Onderwijsonderzoek: wat heb je er aan?

Er is een gapende kloof tussen onderwijsonderzoek en de onderwijspraktijk. Hoogleraar Rob Martens haalde vandaag in een keynote hard uit naar de praktijk van onderwijsonderzoek. Gelukkig bood hij ook zicht op een alternatief.

Vandaag vindt de Dag van het Onderwijs bij de Open Universiteit plaats. Tijdens deze dag vindt de verbinding van onderwijs en onderzoek plaats. Hoogleraar Rob Martens verzorgde vanochtend een keynote over “Onderwijsonderzoek: wat heb je er aan?”

Een wat saai onderwerp, aldus Rob. Vanuit liefde voor het vak bekritiseerde hij de praktijk van onderwijsonderzoek in Nederland, en gaf hij aan wat mogelijke alternatieven zijn.

Onderwijs zou evidence-based moeten zijn. Onderwijs zou wetenschappelijk onderbouwd moeten zijn. Dat heeft tot lastige discussies in ons land geleid. Ieder onderwijskundig onderzoek bevat aanbevelingen voor de praktijk. Echter: volgens hoogleraar Theo Wubbels hoeft onderwijswetenschap helemaal niet gericht hoeven te zijn op verbetering van de onderwijspraktijk. Anderen vinden ook dat de kloof tussen onderzoek en praktijk niet aan het onderzoek ligt.

De commissie.Thom de Graaf heeft kritiek geuit op het onderwijsonderzoek: te eenzijdig gericht op publicaties, niet praktijkrelevant, niet bruikbaar, onbetrouwbaar. Docenten zijn aan de andere kant zeer tevreden met zichzelf, en erg in zichzelf gekeerd. Daar kun je dus ook kritiek op geven.

Er is dus een gapende kloof tussen onderwijsonderzoek en onderwijspraktijk. Pedagogische Studiën wordt bijvoorbeeld nauwelijks gelezen door de onderwijspraktijk. Docenten willen vaak ook niet meer meewerken aan onderwijsonderzoek. Bijvoorbeeld omdat onderzoek overbodig en onbegrijpelijk zou zijn (geven docenten aan die niet mee willen werken aan dit onderzoek).

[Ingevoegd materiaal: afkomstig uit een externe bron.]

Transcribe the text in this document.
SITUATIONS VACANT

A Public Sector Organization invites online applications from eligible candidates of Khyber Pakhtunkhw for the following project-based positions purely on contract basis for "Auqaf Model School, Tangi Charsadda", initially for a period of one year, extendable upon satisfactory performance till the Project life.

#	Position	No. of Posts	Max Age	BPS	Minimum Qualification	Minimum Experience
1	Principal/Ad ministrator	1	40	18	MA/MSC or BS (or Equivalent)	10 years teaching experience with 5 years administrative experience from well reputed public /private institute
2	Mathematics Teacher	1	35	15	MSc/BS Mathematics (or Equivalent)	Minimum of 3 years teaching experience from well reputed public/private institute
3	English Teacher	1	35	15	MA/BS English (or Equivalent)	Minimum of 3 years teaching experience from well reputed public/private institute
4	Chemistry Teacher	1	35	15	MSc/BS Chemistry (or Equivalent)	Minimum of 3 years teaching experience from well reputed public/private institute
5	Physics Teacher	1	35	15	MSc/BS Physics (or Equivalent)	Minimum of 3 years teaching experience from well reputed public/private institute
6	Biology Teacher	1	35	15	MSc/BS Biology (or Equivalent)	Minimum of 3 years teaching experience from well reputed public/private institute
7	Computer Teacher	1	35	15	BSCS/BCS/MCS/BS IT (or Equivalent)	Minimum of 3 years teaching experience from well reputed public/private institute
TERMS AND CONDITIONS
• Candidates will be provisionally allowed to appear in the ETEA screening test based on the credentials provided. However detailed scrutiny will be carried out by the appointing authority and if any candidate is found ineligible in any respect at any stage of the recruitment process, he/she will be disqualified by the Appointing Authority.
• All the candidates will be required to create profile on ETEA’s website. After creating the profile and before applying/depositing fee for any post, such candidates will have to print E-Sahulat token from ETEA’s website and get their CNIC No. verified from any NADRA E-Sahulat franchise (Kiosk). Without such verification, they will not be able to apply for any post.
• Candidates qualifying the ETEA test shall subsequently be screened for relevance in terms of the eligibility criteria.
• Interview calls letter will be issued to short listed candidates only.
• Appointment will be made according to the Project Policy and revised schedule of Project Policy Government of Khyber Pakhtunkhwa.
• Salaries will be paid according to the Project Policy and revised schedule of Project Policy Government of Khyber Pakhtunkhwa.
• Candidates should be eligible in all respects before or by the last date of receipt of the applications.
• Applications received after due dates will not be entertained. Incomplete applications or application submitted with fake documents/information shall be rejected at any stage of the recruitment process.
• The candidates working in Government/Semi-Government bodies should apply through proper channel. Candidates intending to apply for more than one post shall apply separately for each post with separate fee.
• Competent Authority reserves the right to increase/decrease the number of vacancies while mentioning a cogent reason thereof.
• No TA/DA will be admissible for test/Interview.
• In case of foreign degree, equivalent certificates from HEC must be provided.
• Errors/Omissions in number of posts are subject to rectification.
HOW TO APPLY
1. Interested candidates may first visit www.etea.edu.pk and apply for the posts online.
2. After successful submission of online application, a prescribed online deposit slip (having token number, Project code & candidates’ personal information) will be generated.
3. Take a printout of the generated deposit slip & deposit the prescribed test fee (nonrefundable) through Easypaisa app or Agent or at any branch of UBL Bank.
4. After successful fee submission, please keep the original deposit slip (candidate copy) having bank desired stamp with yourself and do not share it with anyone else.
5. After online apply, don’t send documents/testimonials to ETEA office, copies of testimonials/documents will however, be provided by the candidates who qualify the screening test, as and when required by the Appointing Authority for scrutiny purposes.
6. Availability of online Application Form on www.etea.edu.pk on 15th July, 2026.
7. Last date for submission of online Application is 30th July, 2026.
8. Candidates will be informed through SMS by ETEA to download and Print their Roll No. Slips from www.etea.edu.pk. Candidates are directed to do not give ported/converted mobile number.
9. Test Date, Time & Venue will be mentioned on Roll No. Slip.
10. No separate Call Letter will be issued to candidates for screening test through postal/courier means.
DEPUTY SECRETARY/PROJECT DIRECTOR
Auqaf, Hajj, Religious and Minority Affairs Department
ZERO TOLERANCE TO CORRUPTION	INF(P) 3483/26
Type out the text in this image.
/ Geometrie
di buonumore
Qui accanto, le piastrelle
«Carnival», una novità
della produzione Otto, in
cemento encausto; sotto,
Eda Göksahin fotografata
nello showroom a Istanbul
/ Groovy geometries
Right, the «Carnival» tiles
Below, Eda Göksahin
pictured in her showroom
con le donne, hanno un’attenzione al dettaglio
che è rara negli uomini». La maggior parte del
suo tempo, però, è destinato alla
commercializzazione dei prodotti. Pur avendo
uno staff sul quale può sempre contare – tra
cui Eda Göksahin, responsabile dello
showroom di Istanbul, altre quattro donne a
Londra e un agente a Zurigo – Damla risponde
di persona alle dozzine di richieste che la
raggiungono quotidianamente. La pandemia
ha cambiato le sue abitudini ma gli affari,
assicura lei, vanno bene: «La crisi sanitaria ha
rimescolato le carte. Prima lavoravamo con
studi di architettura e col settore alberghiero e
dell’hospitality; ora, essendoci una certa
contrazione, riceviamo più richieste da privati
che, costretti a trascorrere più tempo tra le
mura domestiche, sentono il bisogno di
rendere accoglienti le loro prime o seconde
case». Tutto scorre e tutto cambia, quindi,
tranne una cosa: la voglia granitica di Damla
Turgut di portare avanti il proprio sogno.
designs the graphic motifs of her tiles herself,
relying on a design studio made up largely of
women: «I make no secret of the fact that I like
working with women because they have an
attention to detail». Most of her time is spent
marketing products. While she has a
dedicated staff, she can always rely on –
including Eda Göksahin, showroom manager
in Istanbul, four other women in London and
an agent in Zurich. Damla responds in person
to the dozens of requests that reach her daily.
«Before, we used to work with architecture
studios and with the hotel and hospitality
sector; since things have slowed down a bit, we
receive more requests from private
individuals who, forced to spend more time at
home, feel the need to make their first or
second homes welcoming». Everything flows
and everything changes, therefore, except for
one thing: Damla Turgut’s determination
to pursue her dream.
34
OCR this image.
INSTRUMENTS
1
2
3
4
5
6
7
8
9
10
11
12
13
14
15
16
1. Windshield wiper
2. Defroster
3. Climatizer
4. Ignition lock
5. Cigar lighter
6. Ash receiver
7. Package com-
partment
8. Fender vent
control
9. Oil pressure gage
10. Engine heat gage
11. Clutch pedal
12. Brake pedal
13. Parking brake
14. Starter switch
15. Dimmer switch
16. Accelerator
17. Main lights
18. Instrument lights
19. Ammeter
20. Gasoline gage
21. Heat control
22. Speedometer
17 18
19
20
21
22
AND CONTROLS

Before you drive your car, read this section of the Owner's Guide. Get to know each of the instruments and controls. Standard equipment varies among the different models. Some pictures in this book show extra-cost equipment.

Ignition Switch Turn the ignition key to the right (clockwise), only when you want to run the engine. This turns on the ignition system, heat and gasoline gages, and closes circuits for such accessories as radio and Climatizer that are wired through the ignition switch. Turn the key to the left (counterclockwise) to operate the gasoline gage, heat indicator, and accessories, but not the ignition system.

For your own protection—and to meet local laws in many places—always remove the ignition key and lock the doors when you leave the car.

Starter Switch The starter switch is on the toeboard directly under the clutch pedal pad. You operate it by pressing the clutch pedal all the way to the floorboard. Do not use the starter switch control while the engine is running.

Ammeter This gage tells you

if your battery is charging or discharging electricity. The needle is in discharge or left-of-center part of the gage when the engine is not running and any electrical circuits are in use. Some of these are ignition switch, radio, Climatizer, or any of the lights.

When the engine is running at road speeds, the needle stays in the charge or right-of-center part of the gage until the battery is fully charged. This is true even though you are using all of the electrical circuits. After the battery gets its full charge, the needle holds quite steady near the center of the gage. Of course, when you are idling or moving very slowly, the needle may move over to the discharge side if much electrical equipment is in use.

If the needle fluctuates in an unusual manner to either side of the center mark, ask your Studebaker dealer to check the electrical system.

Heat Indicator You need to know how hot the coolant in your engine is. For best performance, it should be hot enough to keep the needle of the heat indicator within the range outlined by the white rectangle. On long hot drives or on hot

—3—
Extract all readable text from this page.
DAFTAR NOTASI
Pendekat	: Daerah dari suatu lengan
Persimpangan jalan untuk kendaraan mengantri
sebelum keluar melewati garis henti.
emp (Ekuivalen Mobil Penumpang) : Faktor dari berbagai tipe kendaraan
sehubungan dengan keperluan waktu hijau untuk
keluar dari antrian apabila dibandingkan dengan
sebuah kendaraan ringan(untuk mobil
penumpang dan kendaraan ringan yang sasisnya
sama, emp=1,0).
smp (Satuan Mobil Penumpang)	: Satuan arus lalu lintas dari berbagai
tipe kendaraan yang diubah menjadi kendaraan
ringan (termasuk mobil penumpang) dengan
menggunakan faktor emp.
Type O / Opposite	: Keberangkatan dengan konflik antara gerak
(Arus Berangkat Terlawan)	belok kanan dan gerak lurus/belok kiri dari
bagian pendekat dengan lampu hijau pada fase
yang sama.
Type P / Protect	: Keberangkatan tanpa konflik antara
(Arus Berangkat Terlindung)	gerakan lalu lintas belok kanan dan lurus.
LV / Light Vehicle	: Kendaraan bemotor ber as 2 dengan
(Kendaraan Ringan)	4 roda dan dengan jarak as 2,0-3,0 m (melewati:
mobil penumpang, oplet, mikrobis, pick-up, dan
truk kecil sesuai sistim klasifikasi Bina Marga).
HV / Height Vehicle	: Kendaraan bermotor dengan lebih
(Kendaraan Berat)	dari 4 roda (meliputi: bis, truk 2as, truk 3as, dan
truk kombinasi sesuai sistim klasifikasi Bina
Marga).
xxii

Onderwijsonderzoek komt ook vaak tot kort door de bocht geformuleerde conclusies. Neem de relatie tussen puberbrein, het kunnen plannen en competentiegericht leren. Deze beweringen zijn overgegeneraliseerd en zijn volgens Martens eigenlijk niet meer dan platgeslagen conclusies.

Volgens Rob is onderwijsonderzoek vaak ineffectief (ivoren toren, conservatisme, duurt lang voordat je wat kunt concluderen, compartimentering oftewel te specifiek gericht op een deelterrein) en onjuist: er is veel angst voor onzekerheid. Onderwijsonderzoekers imiteren te vaak beta-wetenschappers. In onderwijs heb je vaak te maken met zeer complexe situaties die je niet in een laboratorium kunt onderzoeken. Of iets in het onderwijs werkt, hangt vaak van veel factoren af. Tom Reeves stelt daarom: “It depends”.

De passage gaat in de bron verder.